Photo courtesy of Adeline Fagel

“I study about four to six hours per week on Japanese alone,” Wong said.

According to Wong, dedicating a lot of time to the language is truly beneficial, as it helps her fully absorb the materials covered in class. Wong also stated that studying language at Seton Hall has been very helpful to her college life.

Her Japanese professors have provided her with not only help in her Japanese classes, but also helped her in terms of career advice and suggestions. Being a Japanese student has also opened up Wong’s career opportunities.

“I have recently been hired as manager for a Japanese restaurant opening up in New York City called Zauo,” said Wong.

For senior Asian studies major and communications minor Adeline Fagel, learning the Japanese language has been part of her time here at Seton Hall.

Aside from the 24 credits that comes with the language requirement of her major, she also has to complete another 24 credits in the Asian studies department.
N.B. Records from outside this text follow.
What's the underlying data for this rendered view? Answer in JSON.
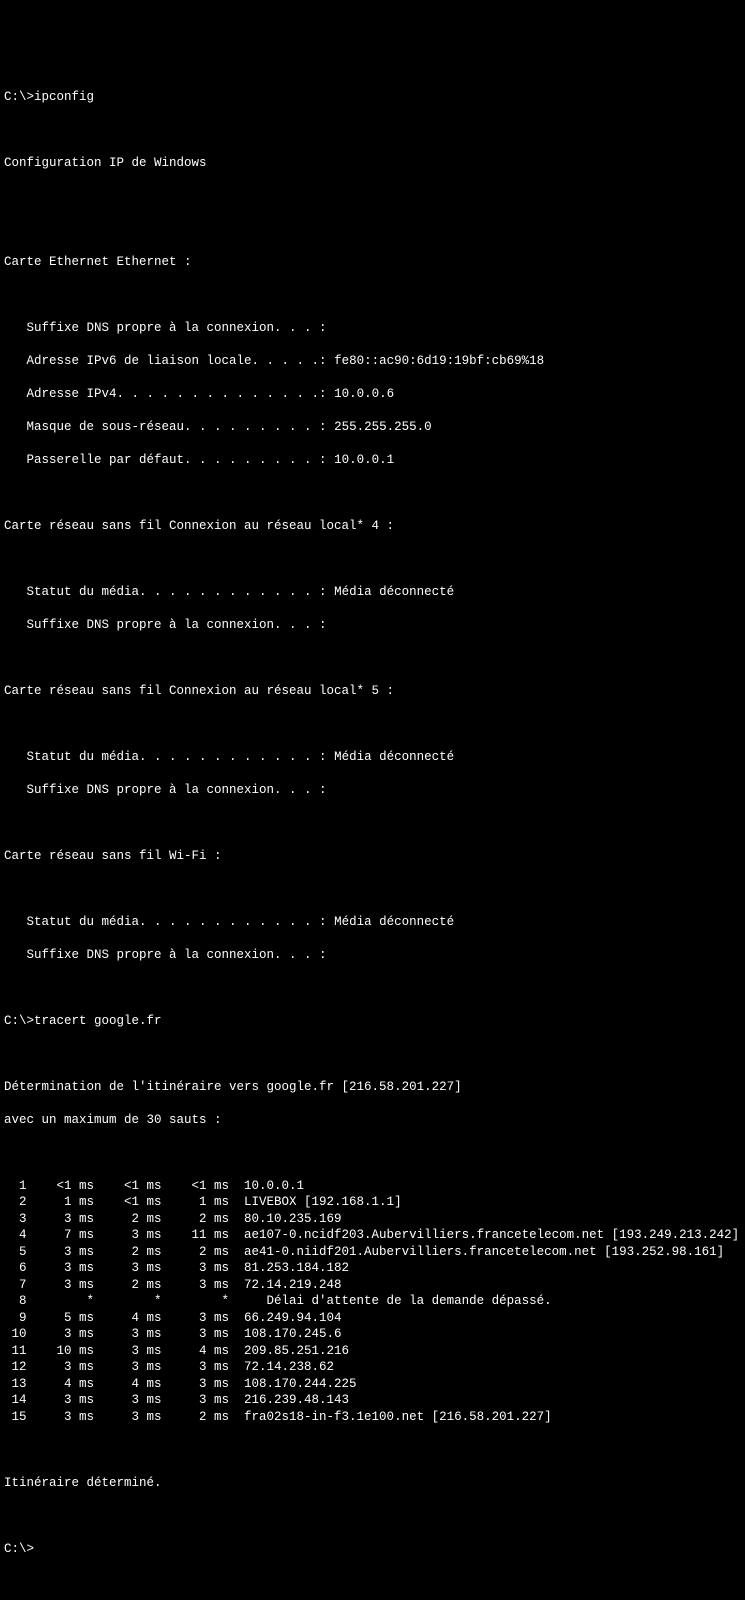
{
  "prompt1": "C:\\>",
  "cmd1": "ipconfig",
  "title": "Configuration IP de Windows",
  "ethernet": {
    "header": "Carte Ethernet Ethernet :",
    "dns_suffix_label": "   Suffixe DNS propre à la connexion. . . :",
    "ipv6_label": "   Adresse IPv6 de liaison locale. . . . .:",
    "ipv6": " fe80::ac90:6d19:19bf:cb69%18",
    "ipv4_label": "   Adresse IPv4. . . . . . . . . . . . . .:",
    "ipv4": " 10.0.0.6",
    "mask_label": "   Masque de sous-réseau. . . . . . . . . :",
    "mask": " 255.255.255.0",
    "gw_label": "   Passerelle par défaut. . . . . . . . . :",
    "gw": " 10.0.0.1"
  },
  "wlan4": {
    "header": "Carte réseau sans fil Connexion au réseau local* 4 :",
    "status_label": "   Statut du média. . . . . . . . . . . . :",
    "status": " Média déconnecté",
    "dns_suffix_label": "   Suffixe DNS propre à la connexion. . . :"
  },
  "wlan5": {
    "header": "Carte réseau sans fil Connexion au réseau local* 5 :",
    "status_label": "   Statut du média. . . . . . . . . . . . :",
    "status": " Média déconnecté",
    "dns_suffix_label": "   Suffixe DNS propre à la connexion. . . :"
  },
  "wifi": {
    "header": "Carte réseau sans fil Wi-Fi :",
    "status_label": "   Statut du média. . . . . . . . . . . . :",
    "status": " Média déconnecté",
    "dns_suffix_label": "   Suffixe DNS propre à la connexion. . . :"
  },
  "prompt2": "C:\\>",
  "cmd2": "tracert google.fr",
  "trace_header1": "Détermination de l'itinéraire vers google.fr [216.58.201.227]",
  "trace_header2": "avec un maximum de 30 sauts :",
  "hops": [
    {
      "n": 1,
      "t1": "<1 ms",
      "t2": "<1 ms",
      "t3": "<1 ms",
      "host": "10.0.0.1"
    },
    {
      "n": 2,
      "t1": "1 ms",
      "t2": "<1 ms",
      "t3": "1 ms",
      "host": "LIVEBOX [192.168.1.1]"
    },
    {
      "n": 3,
      "t1": "3 ms",
      "t2": "2 ms",
      "t3": "2 ms",
      "host": "80.10.235.169"
    },
    {
      "n": 4,
      "t1": "7 ms",
      "t2": "3 ms",
      "t3": "11 ms",
      "host": "ae107-0.ncidf203.Aubervilliers.francetelecom.net [193.249.213.242]"
    },
    {
      "n": 5,
      "t1": "3 ms",
      "t2": "2 ms",
      "t3": "2 ms",
      "host": "ae41-0.niidf201.Aubervilliers.francetelecom.net [193.252.98.161]"
    },
    {
      "n": 6,
      "t1": "3 ms",
      "t2": "3 ms",
      "t3": "3 ms",
      "host": "81.253.184.182"
    },
    {
      "n": 7,
      "t1": "3 ms",
      "t2": "2 ms",
      "t3": "3 ms",
      "host": "72.14.219.248"
    },
    {
      "n": 8,
      "t1": "*",
      "t2": "*",
      "t3": "*",
      "host": "Délai d'attente de la demande dépassé."
    },
    {
      "n": 9,
      "t1": "5 ms",
      "t2": "4 ms",
      "t3": "3 ms",
      "host": "66.249.94.104"
    },
    {
      "n": 10,
      "t1": "3 ms",
      "t2": "3 ms",
      "t3": "3 ms",
      "host": "108.170.245.6"
    },
    {
      "n": 11,
      "t1": "10 ms",
      "t2": "3 ms",
      "t3": "4 ms",
      "host": "209.85.251.216"
    },
    {
      "n": 12,
      "t1": "3 ms",
      "t2": "3 ms",
      "t3": "3 ms",
      "host": "72.14.238.62"
    },
    {
      "n": 13,
      "t1": "4 ms",
      "t2": "4 ms",
      "t3": "3 ms",
      "host": "108.170.244.225"
    },
    {
      "n": 14,
      "t1": "3 ms",
      "t2": "3 ms",
      "t3": "3 ms",
      "host": "216.239.48.143"
    },
    {
      "n": 15,
      "t1": "3 ms",
      "t2": "3 ms",
      "t3": "2 ms",
      "host": "fra02s18-in-f3.1e100.net [216.58.201.227]"
    }
  ],
  "trace_done": "Itinéraire déterminé.",
  "prompt3": "C:\\>"
}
For Fagel, the core requirements of her major and the language requirement just happen to complement each other.

“They do help me get a true Asian studies education, not only in language, but also in terms of the culture, societies, traditions, and history of Asian countries,” Fagel said.

Fagel incorporates Japanese into her daily schedule. She practices Kanji, which are Japanese characters derived from Chinese, and does vocabulary exercises.

She spends an average of five hours on her language every week. Both Wong and Fagel do not think that the core requirements hinder their time spent on languages.

It would seem that Seton Hall had integrated both the language aspect and the core requirements, allowing the Asian studies major to have a more rounded education.

For Santiago Losada, a junior diplomacy and international relations, modern languages, economics major and Russian and eastern European studies minor, taking two languages above the advance level is the only way for him to hit the requirements needed for him to graduate.

Losada said that balancing his schedule is very important. Every semester, he aims to take two diplomacy classes, two economic classes and two language classes, one being French and the other being Russian, in order to fulfil all the requirements of his three different majors.

Losada thinks that languages help students with career options. “I also think that the language requirements help prepare students for the global world that we live in,” Losada said.

While they are not from the same majors, all three students have had these modern languages as part of their everyday life here at Seton Hall.